In Re Globe Specialty Metals Inc. Stockholders Litigation

2 min read
February 1, 2016
 

Case Name:
In Re Globe Specialty Metals Inc. Stockholders Litigation

Case Conclusion: 
February 2016

Caption: 
Delaware Court of Chancery, Consol. C.A. No. 10865-VCG

Keywords:
Fiduciary Duty; Class Action; M&A Litigation

Industry:
Industrial Metals

Professionals: 
William Jeffers, CFA and William P. McInerney, ASA

In February 2015, multinational silicon producers Grupo FerroAtlántica, S.A.U. (“FerroAtlántica”) and Globe Specialty Metals, Inc. (“Globe”) agreed to merge in a $3.1 billion stock-for-stock transaction in which FerroAtlántica received a 57% equity stake in the combined company and Globe stockholders received the remaining 43%.

Globe stockholders filed a class action lawsuit alleging that Globe’s Board of Directors breached their fiduciary duties to stockholders by selling Globe for an inadequate price, and that FerroAtlántica aided and abetted those breaches. The suit noted that the consideration Globe stockholders were to receive – a minority interest in a combined company incorporated in the United Kingdom and controlled by FerroAtlántica’s Spanish parent – represented a significant and unfavorable change to the equity and governance structure that Globe stockholders previously enjoyed.

Counsel for the plaintiff class retained William Jeffers, CFA of the Griffing Group to provide valuation analysis and expert witness testimony. In July 2015, Mr. Jeffers issued an expert report that demonstrated the transaction was unfair to Globe’s public stockholders because the proposed stock swap provided them with a negative premium for their shares, even after accounting for future synergies expected from the merger.

In late August 2015, the Court held a hearing on plaintiffs’ motion for a preliminary injunction.
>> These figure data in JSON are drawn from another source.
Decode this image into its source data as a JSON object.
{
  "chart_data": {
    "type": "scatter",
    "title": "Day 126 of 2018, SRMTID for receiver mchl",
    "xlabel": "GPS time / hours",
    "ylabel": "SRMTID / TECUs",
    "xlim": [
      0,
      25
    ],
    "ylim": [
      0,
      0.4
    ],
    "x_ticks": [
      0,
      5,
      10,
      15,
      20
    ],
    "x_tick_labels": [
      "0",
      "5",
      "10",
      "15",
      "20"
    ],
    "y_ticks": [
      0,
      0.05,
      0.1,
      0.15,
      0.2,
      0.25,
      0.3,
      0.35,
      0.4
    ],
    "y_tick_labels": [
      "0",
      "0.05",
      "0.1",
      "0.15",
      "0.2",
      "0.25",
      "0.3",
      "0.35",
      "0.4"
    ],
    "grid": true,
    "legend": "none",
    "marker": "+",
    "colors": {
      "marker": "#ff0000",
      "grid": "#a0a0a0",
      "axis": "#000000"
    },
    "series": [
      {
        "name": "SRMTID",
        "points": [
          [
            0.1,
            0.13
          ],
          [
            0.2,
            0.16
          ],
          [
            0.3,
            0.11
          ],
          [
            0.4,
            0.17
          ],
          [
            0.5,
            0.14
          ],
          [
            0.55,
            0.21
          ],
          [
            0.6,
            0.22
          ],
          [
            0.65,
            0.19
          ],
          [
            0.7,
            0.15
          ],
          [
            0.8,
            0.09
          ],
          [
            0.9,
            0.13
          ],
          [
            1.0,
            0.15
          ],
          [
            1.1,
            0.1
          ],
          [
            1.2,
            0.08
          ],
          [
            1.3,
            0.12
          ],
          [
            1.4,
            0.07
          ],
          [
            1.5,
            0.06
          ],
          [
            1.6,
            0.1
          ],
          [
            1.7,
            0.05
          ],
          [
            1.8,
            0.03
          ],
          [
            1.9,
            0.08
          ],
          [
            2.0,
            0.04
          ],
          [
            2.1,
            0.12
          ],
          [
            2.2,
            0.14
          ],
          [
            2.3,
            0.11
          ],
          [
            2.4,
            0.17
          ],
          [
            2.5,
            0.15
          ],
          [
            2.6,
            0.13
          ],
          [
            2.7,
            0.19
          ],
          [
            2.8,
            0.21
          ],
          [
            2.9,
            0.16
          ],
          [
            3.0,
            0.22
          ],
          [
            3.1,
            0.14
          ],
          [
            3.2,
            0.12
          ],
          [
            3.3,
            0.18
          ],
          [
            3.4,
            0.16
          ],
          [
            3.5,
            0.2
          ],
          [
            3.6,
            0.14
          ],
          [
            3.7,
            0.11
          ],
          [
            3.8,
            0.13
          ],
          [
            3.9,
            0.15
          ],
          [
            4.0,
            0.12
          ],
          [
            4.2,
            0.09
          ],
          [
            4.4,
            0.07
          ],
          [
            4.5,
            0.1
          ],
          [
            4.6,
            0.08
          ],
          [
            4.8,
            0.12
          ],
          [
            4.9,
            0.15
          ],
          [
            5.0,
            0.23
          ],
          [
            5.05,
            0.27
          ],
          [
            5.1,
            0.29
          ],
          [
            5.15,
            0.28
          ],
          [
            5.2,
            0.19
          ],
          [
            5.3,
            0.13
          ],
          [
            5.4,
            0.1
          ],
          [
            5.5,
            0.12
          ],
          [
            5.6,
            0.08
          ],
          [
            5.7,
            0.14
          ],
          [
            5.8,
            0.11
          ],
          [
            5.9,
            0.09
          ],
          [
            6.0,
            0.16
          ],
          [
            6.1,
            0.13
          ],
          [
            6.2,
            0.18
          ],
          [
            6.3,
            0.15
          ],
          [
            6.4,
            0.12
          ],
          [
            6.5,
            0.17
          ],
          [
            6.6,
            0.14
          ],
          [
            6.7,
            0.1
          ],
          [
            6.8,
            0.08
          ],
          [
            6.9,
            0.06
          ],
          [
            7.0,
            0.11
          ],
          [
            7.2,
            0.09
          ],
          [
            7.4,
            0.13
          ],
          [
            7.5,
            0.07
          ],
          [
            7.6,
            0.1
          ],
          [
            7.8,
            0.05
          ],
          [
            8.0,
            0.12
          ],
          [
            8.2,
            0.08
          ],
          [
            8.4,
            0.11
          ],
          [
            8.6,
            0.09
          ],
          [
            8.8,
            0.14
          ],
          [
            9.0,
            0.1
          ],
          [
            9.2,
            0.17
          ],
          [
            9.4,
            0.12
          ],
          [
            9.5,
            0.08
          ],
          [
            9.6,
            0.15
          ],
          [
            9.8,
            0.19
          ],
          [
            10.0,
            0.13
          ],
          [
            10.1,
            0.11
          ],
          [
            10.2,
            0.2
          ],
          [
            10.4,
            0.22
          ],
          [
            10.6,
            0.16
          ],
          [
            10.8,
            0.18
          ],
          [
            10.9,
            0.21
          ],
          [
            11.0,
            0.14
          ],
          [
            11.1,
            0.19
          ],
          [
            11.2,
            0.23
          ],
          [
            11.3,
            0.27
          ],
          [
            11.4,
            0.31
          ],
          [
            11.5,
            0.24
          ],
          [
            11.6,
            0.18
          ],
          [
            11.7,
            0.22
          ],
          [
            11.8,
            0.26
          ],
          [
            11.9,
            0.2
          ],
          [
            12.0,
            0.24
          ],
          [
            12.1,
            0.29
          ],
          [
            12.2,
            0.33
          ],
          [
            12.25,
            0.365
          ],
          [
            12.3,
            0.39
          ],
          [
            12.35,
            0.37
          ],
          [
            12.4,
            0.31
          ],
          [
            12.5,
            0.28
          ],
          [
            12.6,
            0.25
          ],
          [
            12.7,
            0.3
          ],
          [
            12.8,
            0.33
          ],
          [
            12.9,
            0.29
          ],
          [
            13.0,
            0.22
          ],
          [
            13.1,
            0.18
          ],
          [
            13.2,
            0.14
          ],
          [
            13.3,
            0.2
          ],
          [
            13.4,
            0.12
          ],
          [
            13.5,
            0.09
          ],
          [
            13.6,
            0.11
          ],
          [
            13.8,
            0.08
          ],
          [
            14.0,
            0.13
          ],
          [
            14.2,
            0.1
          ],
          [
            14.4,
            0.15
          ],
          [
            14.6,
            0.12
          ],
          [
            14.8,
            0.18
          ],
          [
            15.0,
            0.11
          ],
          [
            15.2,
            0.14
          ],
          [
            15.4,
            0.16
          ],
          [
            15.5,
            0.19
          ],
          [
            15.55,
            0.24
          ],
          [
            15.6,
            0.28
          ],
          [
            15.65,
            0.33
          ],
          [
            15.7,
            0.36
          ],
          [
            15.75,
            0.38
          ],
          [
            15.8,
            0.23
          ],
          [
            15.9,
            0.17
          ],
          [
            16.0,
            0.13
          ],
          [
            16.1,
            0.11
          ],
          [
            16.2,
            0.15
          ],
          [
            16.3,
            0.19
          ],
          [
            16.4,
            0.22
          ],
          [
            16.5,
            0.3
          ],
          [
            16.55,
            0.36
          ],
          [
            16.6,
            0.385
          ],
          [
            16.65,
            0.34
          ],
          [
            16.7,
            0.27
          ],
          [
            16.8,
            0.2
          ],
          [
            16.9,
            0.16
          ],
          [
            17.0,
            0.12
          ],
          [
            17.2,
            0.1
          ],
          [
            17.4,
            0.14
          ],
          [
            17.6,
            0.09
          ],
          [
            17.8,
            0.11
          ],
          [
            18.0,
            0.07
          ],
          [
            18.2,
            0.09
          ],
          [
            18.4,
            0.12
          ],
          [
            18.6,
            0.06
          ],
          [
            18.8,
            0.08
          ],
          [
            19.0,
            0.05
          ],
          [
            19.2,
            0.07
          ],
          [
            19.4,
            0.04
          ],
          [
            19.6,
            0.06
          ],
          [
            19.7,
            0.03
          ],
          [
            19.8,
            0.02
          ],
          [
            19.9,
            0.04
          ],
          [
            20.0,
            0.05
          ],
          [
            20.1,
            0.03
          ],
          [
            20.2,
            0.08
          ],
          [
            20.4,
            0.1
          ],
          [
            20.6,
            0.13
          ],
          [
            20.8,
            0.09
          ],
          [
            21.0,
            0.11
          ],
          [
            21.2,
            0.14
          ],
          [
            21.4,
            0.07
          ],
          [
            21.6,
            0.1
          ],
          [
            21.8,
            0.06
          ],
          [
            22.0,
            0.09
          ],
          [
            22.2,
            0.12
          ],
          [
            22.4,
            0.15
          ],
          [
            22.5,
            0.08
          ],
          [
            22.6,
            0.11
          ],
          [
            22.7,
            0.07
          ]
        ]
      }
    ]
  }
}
In early September, prior to the Court’s ruling on the motion, the parties entered into a memorandum of understanding which provided settlement terms including a $32.5 million cash payment to plaintiffs and significantly enhanced corporate governance protections for former Globe stockholders at the combined company.

The Court approved the settlement in February 2016. Vice Chancellor Glasscock called the settlement “an excellent result for the stockholders.”

William Jeffers, CFA was assisted by William P. McInerney, ASA.  The plaintiffs were represented by Mark Lebovitch, Jeroen Van Kwawegen, Christopher J. Orrico, and John Vielandi of Bernstein Litowitz Berger & Grossmann LLP; Michael Hanrahan, Paul A. Fioravanti, Jr., Corinne Elise Amato, and Kevin H. Davenport of Prickett, Jones and Elliott, P.A.; Marc A. Topaz, Lee D. Rudy Michael C. Wagner, and Justin O. Reliford of Kessler Topaz Meltzer & Check, LLP; Randall J. Baron and David T. Wissbroecker of Robbins Geller Rudman & Dowd LLP; and Frank R. Schirripa of Hach Rose Schirripa & Cheverie LLP.